One of the things I started using in college and was such a game changer that I continued using was the Pomodoro Technique.
What is it?
Francesco Cirillo in the late 1980s created what is called The Pomodoro Technique. He wanted to help improve with his studies by making it less of a hassle.
So he commited for 10 minutes of focused study time. He used a tomato (pomodoro, in italian) shaped kitchen timer.
The technique is simple:
- Get a todo-list + timer
- Set timer for 25 minutes, focus on a single task until the timer hits
- When that session is over, mark “one pomodoro” and record what you completed.
- Enjoy a 5 minute break
- After 4 pomodoros, take a longer break, 10 – 25 minutes.
How I use the Pomodoro Technique
- My timing
- 50 minutes of work followed by 10 minutes of rest
- Every 4 blocks of work, 25 minutes of rest
- The time may vary between every type of person, but here’s how I tweaked it to work for me.
- Breaks must be without any screens (computer, tv, cellphone)
- Breaks can consist of meditation, light walking, reading pages in a book
- It’s important to me to use one source of place to use pomodoro, so I have the PomoFocus app on my desktop computer.

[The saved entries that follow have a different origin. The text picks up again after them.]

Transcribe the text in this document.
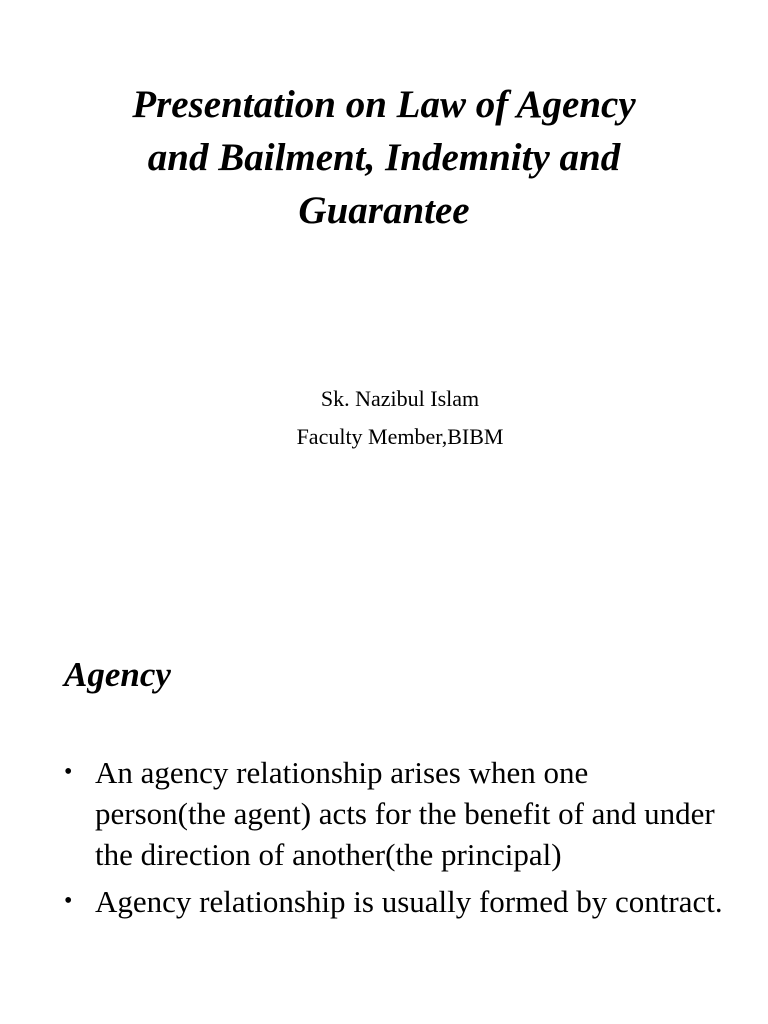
Presentation on Law of Agency
and Bailment, Indemnity and
Guarantee
Sk. Nazibul Islam
Faculty Member,BIBM
Agency
• An agency relationship arises when one person(the agent) acts for the benefit of and under the direction of another(the principal)
• Agency relationship is usually formed by contract.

- It’s also important that breaks I need to consciously start, while work after the break starts automatically (or else I’ll forever postpone with any reason I can think of).
- It is easier to get up to work after a break if the timer starts automatically.
- Size of a work block
- If I’m in a good place mentally I tend to push well over 50 minutes on my first work block of the day, sometimes I can go uninterrupted for 2 hours.
- But if I’m working on something that is really frustrating me, I tend to divide my work blocks for 40 minutes at a time, and I take my breaks religiously.